Suntanning in San Diego, dancing in Daytona or … helping in Houston?
Most college students opt for a relaxing spring break. But 20 St. Joseph’s College students had different plans. They traveled to Houston to spend their week off helping people still reeling from the damage wreaked by Hurricane Harvey last August.
“I think the most important thing that students learn from these trips is what service really means,” said Cristian Murphy ’14, director of SJC Long Island’s Campus Ministry, who participated in this year’s alternative spring break (ASB). As a student, Murphy went on five service trips with St. Joseph’s.
Accompanied by Murphy and Michelle Corsetti — SJC Brooklyn’s coordinator of community service — 11 students from SJC Long Island and nine from SJC Brooklyn helped prepare homes for rebuilding, while working with Community Collaborations International. A company that partners up with local churches to assist college students in alternative breaks, Community Collaborations offered supervision and training for the various projects students worked on.
Many friends and family members have asked me the reasoning behind me giving up my spring break. My answer to them was always the same: ‘I didn’t give up my spring break; I donated it to the heartbroken residents of Texas.’ Sharing hope with one another is the most important power we have.” — Nicholas Gangone ’21
One group of students worked entirely on the house of an older woman named Ruth, whose home was nearly destroyed by Hurricane Harvey, and the other group worked on several projects.
Hurricane Harvey made landfall in southern Texas as a category four storm on August 26, 2017. The storm brought more than 40 inches of rain and flash flooding to many areas of eastern Texas over the next four days, breaking the record of the most rainfall from a tropical cyclone in history.
Listed as the second costliest tropical cyclone according to the National Hurricane Center, Hurricane Harvey falls right behind Hurricane Katrina, costing a grand total of $125 billion in damages. The flooding that Harvey brought destroyed thousands of homes and displaced more than 30,000 people. There were over 17,000 rescues for people who became trapped in their quickly flooding homes.
“My favorite part of the trip was talking to and bonding with Ruth,” SJC Brooklyn senior Denise Trerotola said. “She told us about how her father built the house that we were working on. It was really interesting to hear stories about her life, her family and her experience with the hurricane. This made me realize that we weren’t just working on a house, but we working on somebody’s home where so many memories were made.”
Every year, alternative spring and winter breaks are carried out with the help of SJC Long Island’s service club STARS, SJC Brooklyn’s STRIPES and Habitat for Humanity. These week-long trips give students the opportunity to travel across the United States and to other countries to help communities and people in need.
“Many friends and family members have asked me the reasoning behind me giving up my spring break,” SJC Brooklyn freshman Nicholas Gangone said. “My answer to them was always the same: ‘I didn’t give up my spring break; I donated it to the heartbroken residents of Texas.’ Sharing hope with one another is the most important power we have.”

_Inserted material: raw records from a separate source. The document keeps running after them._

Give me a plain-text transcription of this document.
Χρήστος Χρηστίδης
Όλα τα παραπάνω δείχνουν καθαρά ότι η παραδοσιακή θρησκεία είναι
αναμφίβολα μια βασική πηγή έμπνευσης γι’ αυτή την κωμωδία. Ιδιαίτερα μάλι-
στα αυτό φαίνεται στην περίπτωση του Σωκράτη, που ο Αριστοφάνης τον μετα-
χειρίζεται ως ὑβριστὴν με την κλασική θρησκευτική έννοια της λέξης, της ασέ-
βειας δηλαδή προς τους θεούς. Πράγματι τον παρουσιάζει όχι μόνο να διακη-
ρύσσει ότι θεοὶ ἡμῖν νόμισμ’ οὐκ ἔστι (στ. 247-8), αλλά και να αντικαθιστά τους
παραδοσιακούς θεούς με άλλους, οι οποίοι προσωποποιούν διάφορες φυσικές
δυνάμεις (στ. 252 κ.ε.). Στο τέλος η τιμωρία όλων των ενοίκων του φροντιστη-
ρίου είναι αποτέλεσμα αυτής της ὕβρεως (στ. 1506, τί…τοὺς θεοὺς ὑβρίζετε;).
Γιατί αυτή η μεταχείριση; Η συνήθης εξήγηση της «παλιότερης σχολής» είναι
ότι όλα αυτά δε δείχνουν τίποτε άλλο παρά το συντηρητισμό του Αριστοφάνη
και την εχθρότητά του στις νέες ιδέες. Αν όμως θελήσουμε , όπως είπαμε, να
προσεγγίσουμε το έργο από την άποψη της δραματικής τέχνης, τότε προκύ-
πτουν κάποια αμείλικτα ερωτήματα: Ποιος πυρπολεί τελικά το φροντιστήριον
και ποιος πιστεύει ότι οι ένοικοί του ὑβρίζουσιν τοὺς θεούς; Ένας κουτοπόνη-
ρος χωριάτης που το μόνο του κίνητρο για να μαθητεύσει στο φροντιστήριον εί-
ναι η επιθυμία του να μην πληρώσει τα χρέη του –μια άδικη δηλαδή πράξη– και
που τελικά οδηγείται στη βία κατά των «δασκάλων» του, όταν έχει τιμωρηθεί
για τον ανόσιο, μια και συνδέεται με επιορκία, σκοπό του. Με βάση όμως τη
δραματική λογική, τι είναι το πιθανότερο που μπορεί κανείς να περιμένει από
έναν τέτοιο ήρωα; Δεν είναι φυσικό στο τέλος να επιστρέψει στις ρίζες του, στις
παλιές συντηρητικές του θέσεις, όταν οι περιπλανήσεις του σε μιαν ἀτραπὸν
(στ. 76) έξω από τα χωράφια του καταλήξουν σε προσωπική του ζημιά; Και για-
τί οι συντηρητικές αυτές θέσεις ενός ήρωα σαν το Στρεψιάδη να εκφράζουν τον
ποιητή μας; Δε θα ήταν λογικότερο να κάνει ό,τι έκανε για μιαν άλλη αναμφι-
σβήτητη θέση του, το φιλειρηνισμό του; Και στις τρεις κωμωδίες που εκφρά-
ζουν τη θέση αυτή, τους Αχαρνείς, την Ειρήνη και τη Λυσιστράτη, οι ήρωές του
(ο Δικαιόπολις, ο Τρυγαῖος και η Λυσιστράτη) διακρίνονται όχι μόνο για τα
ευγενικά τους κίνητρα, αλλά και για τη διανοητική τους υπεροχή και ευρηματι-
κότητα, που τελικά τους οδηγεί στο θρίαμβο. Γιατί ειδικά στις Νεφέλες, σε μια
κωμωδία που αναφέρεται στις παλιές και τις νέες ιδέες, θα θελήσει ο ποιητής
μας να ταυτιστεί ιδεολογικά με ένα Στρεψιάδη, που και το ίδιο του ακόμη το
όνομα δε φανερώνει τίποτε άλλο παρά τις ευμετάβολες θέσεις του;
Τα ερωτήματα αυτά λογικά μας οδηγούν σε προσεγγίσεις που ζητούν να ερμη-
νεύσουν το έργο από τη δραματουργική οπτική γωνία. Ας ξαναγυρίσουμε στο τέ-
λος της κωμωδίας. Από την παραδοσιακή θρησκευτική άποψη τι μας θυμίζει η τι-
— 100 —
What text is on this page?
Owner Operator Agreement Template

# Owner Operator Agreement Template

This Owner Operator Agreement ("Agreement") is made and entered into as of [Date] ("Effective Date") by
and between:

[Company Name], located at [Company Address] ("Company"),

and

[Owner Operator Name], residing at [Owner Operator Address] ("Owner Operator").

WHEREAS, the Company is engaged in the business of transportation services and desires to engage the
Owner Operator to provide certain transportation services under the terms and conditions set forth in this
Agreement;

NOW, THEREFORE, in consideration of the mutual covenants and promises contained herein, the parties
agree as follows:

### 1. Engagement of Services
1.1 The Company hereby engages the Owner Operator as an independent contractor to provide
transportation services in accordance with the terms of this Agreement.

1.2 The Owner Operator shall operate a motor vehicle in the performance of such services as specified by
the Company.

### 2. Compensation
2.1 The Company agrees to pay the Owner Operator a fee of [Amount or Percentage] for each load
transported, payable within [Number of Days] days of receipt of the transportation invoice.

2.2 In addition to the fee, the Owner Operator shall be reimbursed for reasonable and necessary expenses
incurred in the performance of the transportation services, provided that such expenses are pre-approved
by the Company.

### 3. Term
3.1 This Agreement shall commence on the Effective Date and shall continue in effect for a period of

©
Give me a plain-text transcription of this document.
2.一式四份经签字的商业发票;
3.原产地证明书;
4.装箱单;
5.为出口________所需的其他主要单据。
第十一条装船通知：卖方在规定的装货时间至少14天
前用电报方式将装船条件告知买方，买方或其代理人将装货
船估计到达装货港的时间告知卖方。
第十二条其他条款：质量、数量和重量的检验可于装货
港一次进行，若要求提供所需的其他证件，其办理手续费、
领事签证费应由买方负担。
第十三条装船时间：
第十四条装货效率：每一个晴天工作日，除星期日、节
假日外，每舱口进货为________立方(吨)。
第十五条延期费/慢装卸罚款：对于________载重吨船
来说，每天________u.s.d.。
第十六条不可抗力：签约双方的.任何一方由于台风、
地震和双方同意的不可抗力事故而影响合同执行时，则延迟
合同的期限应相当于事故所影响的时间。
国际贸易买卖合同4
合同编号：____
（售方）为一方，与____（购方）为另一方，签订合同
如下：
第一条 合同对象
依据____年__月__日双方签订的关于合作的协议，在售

Past alternative breaks have included trips to Georgetown, South Carolina, to help build a shelter; staying in New York to repair residual damage from Superstorm Sandy; going to Moore, Oklahoma, to help rebuild property damaged by flooding, winter storms and a deadly tornado; visiting Greeley, Colorado, to help rebuild communities destroyed by devastating floods; and traveling to Joplin, Missouri, to restore homes destroyed by tornadoes.
“It’s amazing that through the years, we have helped so many people,” said Corsetti, who planned all 10 trips that SJC Brooklyn has participated in and went on eight herself, only missing two due to maternity leave. “More than anything, the fact that we have brought hope to countless people and communities is what makes me feel the most blessed. Students walk away with a sense of accomplishment and amazement in what they were able to do, and a greater appreciation for the fact that they have a roof over their heads, unlike many of the people they have met during these trips.”
“There are people hurting all across the United States,” SJC Long Island senior Miranda Ortiz said. “Just because something isn’t in the news anymore doesn’t mean it’s not happening still. This stuff is real, and it’s raw. Every time I get to experience something like this reminds me that I need to be the good, to be the change, to love thy neighbor, to pray for one another, to be empathetic and compassionate, to give both endlessly and fearlessly always, and to never expect to receive any of it back because that’s not what this stuff is about. It’s about serving others.”